Washington: Scientists have, for the very first time, explained the mechanism of how polluted air from diesel engines affects our nerves within the lung, causing respiratory distress.
Diesel exhaust is a significant component of urban air pollution, containing a complicated mixture of gases and airborne particles, and Mr. Ryan Robinson, a PhD student at Imperial College London , UK, said that studies have prove that exposure to the diesel particles, which are down to 20 nanometres in diameter, was associated with harmful health effects.
The lungs contain numerous sensory nerves that can detect potentially harmful stimuli and thus allow the body to respond, for example by triggering a cough. "However, we know that these nerves can also be involved in exacerbating respiratory conditions, for example by causing the bronchi to constrict in diseases such as asthma," said Robinson.
To understand how the diesel extract activated the airway nerves, the researchers used pharmacological and genetic knock out tools, and found that the responses to the diesel extract were driven by activation of the TRP ankryin-1 (TRPA1) channel. They also discovered that the application of an antioxidant abolished the responses to the extract.

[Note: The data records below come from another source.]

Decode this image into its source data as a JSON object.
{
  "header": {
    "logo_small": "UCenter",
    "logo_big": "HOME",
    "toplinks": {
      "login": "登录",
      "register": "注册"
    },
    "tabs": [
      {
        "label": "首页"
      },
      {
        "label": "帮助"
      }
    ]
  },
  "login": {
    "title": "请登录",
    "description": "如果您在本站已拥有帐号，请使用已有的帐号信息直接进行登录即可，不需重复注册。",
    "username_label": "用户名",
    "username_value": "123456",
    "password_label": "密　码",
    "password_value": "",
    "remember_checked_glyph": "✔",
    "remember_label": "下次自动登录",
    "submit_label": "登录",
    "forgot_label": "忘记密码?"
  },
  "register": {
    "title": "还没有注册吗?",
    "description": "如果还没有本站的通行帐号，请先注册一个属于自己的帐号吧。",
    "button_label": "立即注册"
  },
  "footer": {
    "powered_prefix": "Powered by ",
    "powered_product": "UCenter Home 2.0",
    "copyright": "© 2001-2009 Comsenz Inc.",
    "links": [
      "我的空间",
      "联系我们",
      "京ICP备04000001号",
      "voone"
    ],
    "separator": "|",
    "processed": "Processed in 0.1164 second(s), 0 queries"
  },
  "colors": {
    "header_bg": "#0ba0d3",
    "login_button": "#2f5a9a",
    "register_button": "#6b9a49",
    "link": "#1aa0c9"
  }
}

This research is, however, only a first step towards understanding how air pollution may be affecting airway sensory nerves and respiratory reflexes. Whether other types of fuel activate airway nerves remains to be seen, and it is even possible that they may have a far more potent effect in this area than diesel. It will also be crucial to determine whether increased activation of sensory nerves explains why some are more susceptible to the effects of air pollution than others, the researchers said.
The study will be presented at the 13th European Respiratory Society Lung Science Conference.